Schafer acredita que o ensino de música deve ser construído em conjunto com as outras formas artísticas, artes plásticas, cênicas e dança. Para ele, devemos buscar uma forma de arte múltipla para que o todo faça sentido e se torne significativo. Como perceber, reproduzir ou simplesmente imaginar o som de um pássaro sem vislumbrar o "balé" de seu vôo, o colorido de suas plumas ou o ambiente onde este vôo se dá? Como imaginarmos o ensino de música fora do contexto das outras artes e ainda, fora do contexto sócio-ambiental? O sentido pictórico e imitativo está presente na música, seja nas civilizações onde a arte tem o caráter de espetáculo ou mesmo naquelas onde se conserva o estado primitivo de contato com a natureza. Assim, um som nos leva a uma imagem e esta nos remete aos movimentos e às cores com ela relacionados. Um som não está só e mesmo o silêncio que talvez na sua forma mais pura não exista totalmente, nos remete a imagens pictóricas que podem ser descobertas de maneira interdisciplinar, transformando o processo cognitivo em algo mais interessante.

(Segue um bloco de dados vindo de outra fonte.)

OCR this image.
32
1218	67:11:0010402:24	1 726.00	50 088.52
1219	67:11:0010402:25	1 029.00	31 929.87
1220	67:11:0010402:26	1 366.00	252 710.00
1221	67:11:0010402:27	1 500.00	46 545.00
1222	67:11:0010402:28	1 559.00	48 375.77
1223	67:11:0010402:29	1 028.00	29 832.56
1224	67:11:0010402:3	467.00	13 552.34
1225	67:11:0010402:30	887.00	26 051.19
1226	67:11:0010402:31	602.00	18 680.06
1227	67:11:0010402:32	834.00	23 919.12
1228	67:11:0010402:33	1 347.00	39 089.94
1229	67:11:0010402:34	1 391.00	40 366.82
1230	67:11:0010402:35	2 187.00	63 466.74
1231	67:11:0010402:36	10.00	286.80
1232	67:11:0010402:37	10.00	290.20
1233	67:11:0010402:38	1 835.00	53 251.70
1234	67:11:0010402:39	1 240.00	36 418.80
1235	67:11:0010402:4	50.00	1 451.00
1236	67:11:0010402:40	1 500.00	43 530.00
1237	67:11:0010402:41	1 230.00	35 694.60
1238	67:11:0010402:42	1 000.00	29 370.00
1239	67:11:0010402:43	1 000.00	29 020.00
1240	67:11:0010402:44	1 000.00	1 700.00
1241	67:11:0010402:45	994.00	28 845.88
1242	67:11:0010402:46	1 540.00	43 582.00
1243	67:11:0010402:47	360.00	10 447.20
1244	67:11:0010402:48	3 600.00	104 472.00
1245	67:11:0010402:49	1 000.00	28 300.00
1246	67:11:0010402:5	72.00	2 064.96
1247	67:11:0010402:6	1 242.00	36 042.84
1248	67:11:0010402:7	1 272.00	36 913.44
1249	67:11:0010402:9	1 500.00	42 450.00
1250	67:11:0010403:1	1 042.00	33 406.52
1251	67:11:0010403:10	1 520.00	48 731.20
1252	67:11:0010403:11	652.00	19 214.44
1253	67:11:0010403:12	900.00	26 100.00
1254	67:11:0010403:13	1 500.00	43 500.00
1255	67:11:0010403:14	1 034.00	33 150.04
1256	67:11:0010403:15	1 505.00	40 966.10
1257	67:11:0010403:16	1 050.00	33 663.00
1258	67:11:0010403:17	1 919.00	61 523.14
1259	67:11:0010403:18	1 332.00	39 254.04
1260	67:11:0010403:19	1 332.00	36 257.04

Schafer tece uma crítica acerca disto:

Para a criança de cinco anos, arte é vida e vida é arte. A experiência, para ela, é um fluido caleidoscópio e sinestésico. Observem crianças brincando e tentem delimitar suas atividades pelas categorias de formas de arte conhecidas. Impossível. Porém, assim que essas crianças entram na escola, arte torna-se arte e vida torna-se vida. Aí elas vão descobrir que "música" é algo que acontece numa pequena porção de tempo às quintas-feiras pela manhã enquanto às sextas-feiras à tarde há outra pequena porção chamada "pintura". Considero que essa fragmentação do sensorium total seja a mais traumática experiência na vida da criança pequena. ( SCHAFER.1991, p.290).

ENSINO DE MÚSICA

O aprendizado musical de forma isolada deixa uma enorme lacuna no processo de formação do aluno. Se tiver estímulo e força de vontade para romper as barreiras que o ensino musical primário feito de maneira descontextualizada gera e alcançar um nível de aprendizado um pouco mais avançado, adquirindo técnica e aprendendo elementos teóricos e fundamentos interpretativos, ele verá que lhe falta, muitas vezes, vivência de onde e como aplicar os conhecimentos adquiridos ao longo de seu estudo. Sendo assim, a banda de música, o coral, a orquestra, enfim, um grupo orientado lhe serve de laboratório, onde imediatamente poderá aplicar o que está aprendendo. Através deste laboratório, o conteúdo estudado se torna significativo. PAULO FREIRE nos diz: "... ensinar não é transferir conhecimento, mas criar as possibilidades para a sua produção ou a sua construção"(1996, p.25). Outro elemento relevante é o repertório. Através de um repertório que perpasse por vários períodos históricos, estaremos contribuindo para o acesso direto de nossos alunos a uma cultura, também estética, da arte musical.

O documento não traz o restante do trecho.